The “state of mind” required for the offence
There is no question of any person being liable of a criminal offence simply because they have transmitted HIV to another person. To be guilty of any serious criminal offence, a person must have acted with a culpable state of mind - which lawyers refer to as mens rea. The mens rea required for the offence of inflicting grievous bodily harm is intention or recklessness. In other words, for a conviction, it would be necessary to show that the defendant intended to infect the other party with HIV, or that they were reckless as to this possibility - that is, that the defendant was aware of the risk of infection. This would also be necessary in Scotland for the offence of “reckless injury” of which Stephen Kelly was convicted.
It is theoretically possible, therefore, that a person could be guilty of this offence even if they had not received a positive result from an HIV test. It would, however, be necessary to show that they were aware of a significant risk that they might be HIV-positive - for example, if they had previously been regularly engaged in unprotected intercourse with a person or persons whom they knew to be HIV-positive. While a prosecution in such a case would be unlikely, it should be made clear that avoiding taking an HIV test does not provide immunity from criminal prosecution. One of the English prosecutions to date involved a man who had never taken an HIV test, but had been diagnosed with other sexually transmitted infections, warned that he was at very high risk of being HIV-positive and had failed thereafter to attend an appointment for testing.
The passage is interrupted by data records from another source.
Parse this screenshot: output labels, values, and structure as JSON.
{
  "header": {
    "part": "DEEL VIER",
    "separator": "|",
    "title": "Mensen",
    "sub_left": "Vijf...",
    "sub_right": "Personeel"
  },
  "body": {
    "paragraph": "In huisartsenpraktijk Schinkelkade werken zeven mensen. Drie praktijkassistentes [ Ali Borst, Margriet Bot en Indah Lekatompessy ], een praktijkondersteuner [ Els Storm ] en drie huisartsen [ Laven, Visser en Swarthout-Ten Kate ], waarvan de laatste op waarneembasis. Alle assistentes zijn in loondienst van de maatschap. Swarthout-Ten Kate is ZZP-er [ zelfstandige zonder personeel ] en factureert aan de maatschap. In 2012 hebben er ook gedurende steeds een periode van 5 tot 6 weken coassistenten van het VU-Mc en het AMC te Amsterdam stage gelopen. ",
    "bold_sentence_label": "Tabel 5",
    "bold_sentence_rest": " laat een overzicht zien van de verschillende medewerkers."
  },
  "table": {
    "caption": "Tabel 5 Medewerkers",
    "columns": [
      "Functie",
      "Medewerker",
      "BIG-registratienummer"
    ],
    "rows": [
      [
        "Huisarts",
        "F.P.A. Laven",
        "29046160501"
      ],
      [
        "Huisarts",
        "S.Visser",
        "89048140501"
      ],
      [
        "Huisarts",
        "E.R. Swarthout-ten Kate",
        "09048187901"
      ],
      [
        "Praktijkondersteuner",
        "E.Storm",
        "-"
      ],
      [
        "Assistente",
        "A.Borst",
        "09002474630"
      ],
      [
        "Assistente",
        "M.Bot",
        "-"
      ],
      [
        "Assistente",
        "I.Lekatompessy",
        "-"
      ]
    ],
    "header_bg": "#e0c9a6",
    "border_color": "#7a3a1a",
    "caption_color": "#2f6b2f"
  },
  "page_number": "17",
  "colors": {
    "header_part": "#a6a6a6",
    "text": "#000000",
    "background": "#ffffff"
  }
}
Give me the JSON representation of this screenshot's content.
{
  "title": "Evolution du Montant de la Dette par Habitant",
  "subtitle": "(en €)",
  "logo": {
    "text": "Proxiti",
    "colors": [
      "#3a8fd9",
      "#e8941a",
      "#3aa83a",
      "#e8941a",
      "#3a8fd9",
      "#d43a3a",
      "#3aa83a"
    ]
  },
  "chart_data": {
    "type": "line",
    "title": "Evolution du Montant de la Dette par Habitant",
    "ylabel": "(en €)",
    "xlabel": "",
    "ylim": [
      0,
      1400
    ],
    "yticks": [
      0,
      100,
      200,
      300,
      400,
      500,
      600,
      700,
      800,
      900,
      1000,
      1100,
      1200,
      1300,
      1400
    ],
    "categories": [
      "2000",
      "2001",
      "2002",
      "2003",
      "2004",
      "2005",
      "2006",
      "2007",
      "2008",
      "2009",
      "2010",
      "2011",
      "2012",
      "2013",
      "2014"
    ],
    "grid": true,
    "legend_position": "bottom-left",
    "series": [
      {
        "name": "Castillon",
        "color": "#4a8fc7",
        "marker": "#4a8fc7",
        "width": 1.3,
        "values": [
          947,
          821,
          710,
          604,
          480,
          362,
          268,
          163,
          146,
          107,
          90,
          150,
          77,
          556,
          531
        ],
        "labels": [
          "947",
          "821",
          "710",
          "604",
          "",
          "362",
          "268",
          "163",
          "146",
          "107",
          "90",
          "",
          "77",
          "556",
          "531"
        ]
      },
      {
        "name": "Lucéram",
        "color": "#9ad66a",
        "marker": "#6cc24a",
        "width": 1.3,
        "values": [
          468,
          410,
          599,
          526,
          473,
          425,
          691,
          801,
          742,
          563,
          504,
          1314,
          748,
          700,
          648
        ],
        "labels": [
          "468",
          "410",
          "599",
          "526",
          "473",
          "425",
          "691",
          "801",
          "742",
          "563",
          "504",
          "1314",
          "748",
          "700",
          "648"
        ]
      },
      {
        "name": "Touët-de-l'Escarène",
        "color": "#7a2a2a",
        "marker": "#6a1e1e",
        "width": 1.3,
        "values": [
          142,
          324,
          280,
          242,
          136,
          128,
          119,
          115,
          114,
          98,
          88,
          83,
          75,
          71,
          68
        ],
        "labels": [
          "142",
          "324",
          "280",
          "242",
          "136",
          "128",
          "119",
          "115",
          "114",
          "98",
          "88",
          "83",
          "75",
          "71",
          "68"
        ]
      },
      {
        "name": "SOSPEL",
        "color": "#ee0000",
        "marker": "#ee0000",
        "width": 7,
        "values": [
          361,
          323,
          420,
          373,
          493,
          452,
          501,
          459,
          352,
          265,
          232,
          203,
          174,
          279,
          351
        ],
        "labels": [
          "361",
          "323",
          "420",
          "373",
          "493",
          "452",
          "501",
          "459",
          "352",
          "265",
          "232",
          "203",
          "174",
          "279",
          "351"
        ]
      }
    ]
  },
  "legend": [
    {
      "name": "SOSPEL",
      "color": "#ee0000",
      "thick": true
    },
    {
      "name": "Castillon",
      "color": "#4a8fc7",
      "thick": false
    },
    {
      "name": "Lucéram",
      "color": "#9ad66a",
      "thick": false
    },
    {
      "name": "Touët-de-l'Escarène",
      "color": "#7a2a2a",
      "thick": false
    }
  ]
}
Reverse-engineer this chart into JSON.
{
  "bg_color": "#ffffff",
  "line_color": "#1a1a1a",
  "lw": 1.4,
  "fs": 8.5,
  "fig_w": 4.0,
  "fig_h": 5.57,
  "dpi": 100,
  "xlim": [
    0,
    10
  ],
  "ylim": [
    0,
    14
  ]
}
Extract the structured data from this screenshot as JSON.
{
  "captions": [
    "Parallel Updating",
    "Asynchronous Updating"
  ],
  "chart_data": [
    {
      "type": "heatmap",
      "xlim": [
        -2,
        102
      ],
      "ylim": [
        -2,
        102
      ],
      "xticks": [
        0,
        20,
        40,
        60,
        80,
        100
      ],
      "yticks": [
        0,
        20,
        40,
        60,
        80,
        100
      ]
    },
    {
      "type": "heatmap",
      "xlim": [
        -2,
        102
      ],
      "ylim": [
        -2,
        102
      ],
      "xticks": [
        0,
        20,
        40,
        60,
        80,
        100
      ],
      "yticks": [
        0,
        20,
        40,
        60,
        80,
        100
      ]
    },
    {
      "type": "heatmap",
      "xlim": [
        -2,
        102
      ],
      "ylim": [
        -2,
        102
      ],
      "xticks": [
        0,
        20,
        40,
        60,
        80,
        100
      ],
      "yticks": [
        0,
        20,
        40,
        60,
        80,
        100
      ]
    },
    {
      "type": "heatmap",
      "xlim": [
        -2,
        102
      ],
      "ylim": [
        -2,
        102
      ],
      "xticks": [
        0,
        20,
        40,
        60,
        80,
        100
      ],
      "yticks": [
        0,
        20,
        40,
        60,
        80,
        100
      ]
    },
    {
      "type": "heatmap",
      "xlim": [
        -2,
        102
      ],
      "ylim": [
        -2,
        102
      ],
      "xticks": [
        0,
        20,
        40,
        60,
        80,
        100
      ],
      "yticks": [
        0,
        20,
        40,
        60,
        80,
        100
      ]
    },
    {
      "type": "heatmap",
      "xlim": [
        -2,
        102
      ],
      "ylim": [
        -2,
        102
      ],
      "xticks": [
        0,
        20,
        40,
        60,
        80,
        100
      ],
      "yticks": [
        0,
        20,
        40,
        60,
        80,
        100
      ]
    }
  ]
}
What is the effect of consent?
In quashing Mohammed Dica’s convictions after his first trial, the Court of Appeal ruled that, where a person chooses to consent to the risk of HIV transmission (that is, they know that their sexual partner is HIV-positive and choose to have unprotected intercourse regardless of this fact), then that will be a valid defence to a criminal prosecution. This would not, however, apply in the unlikely event that the consenting party had actually wanted to become infected with HIV (and the other party had intended this to happen). It is thought that the Scottish courts would take the same view.
What if condoms are used, or high-risk activities avoided?
What is the situation if a person who is HIV-positive does not disclose this fact to their sexual partner, but uses condoms, and HIV is nevertheless transmitted? In the Dica case, the Court of Appeal suggested that the use of condoms might mean that the HIV-positive person could not be said to have acted “recklessly”, and so therefore would not have the state of mind required for the offence. Similarly, if the parties refrain from high-risk sexual activities, again, “recklessness” would not be present. A problem does arise, however, in relation to unprotected oral sex, which is not normally considered high-risk but does present a more than negligible risk. It is thought that it would not be caught by the criminal law, but the exact position is unclear.
What if transmission does not occur?
In England and Wales, if an HIV-positive person has unprotected sexual intercourse without disclosing their serostatus, but the other party does not become infected, then a prosecution would be very unlikely. It is possible that there could be a prosecution for an attempt to inflict grievous bodily harm in such a case, but the prosecutor would have to show that the defendant actually intended to transmit the disease. It would not be enough to show that the positive person was simply reckless as to the possibility of the disease being transmitted. In Scotland, however, it is at least theoretically possible that there could be a prosecution for “reckless endangerment” in the absence of actual transmission.
A duty to disclose?
Because consent is a valid defence, it seems fair to say that the Dica case effectively places a legal duty on HIV-positive persons to disclose their HIV-status before engaging in high-risk sexual activities.